The pdf report (named A1.pdf) should be submitted using the following command on banshee:
turnin -c csci213 -a 1 A1.pdf
One again, just to emphasise,
Late submissions do not have to be requested. Late submissions will be allowed for three days after close of scheduled submission. Late submissions attract a mark penalty; this penalty may be waived if an appropriate request for special consideration (for medical or similar problem) is made via the university SOLS system before the close of the late submission time. No work can be submitted after the late submission time. If submitting late, use the command:
turnin -c csci213 -a 1late A1.pdf
(That is 1late, 1 - l - a - t - e, all as one word.)

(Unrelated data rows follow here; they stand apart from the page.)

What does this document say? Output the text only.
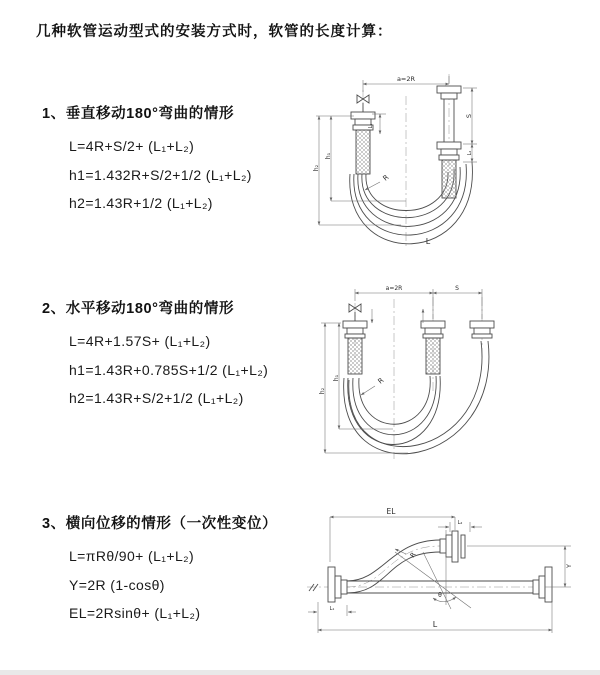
几种软管运动型式的安装方式时，软管的长度计算：
1、垂直移动180°弯曲的情形
L=4R+S/2+ (L₁+L₂)
h1=1.432R+S/2+1/2 (L₁+L₂)
h2=1.43R+1/2 (L₁+L₂)
2、水平移动180°弯曲的情形
L=4R+1.57S+ (L₁+L₂)
h1=1.43R+0.785S+1/2 (L₁+L₂)
h2=1.43R+S/2+1/2 (L₁+L₂)
3、横向位移的情形（一次性变位）
L=πRθ/90+ (L₁+L₂)
Y=2R (1-cosθ)
EL=2Rsinθ+ (L₁+L₂)
a=2R
L₁
S
L₂
h₁
h₂
R
L
a=2R	S
h₁
h₂
R
EL
L₂
Y
R
θ
L₁
L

There is an example PDF report in the /share/cs-pub/csci213 directory - it illustrates how a report can be formatted with code, commentary and evidence for correct operation of a program. (It is a rather long report; it was produced by a student for an assignment worth 25% of a 400-level subject).
The /share/cs-pub/csci213 directory has a couple of PDF "driver" programs. These can be installed on a Windows PC and will allow "printing to PDF" file from any application.
(It is possible to create PDF files on the Unix system.
You must first create a postscript file - use a "print/save to
file" option - that should give you postscript. There is
a ps2pdf program that converts that to PDF. This
approach is clumsy and may not work completely.)
The /share/cs-pub/213 directory has Windows/Linux copies of the JDK and the Java documentation for those wishing to work on their own machines.
One mark of the ten marks for the assignment is for overall presentation of the report, inclusion of evidence of operation, well formatted code etc. You can only get this mark if your report presents solutions to at least two parts of overall assignment.
Another mark is for general Java style - you can only get this mark if you complete all four parts, but may then lose it if you are making incorrect use of basic Java constructs.
Part1 is worth 2 marks - if it works, and the data elements are defined appropriately, and overall structure is correct with the separate functions as were specified, and the implementation of the insertion sort was done correctly.
Part2 is worth only 1 mark - and to get that mark you must have code that works and that properly defines the "patient record" class with its data members, constructor, and toString method, and have modified the other code to use your patient record objects appropriately.
Part3 is worth 2 marks - if it works, and you have defined the comparator and "implements comparable" aspects appropriately and made correct use of Collections.sort functions.
Part4 has 3 marks - again, you only get the marks if it works and does all that it is supposed to do.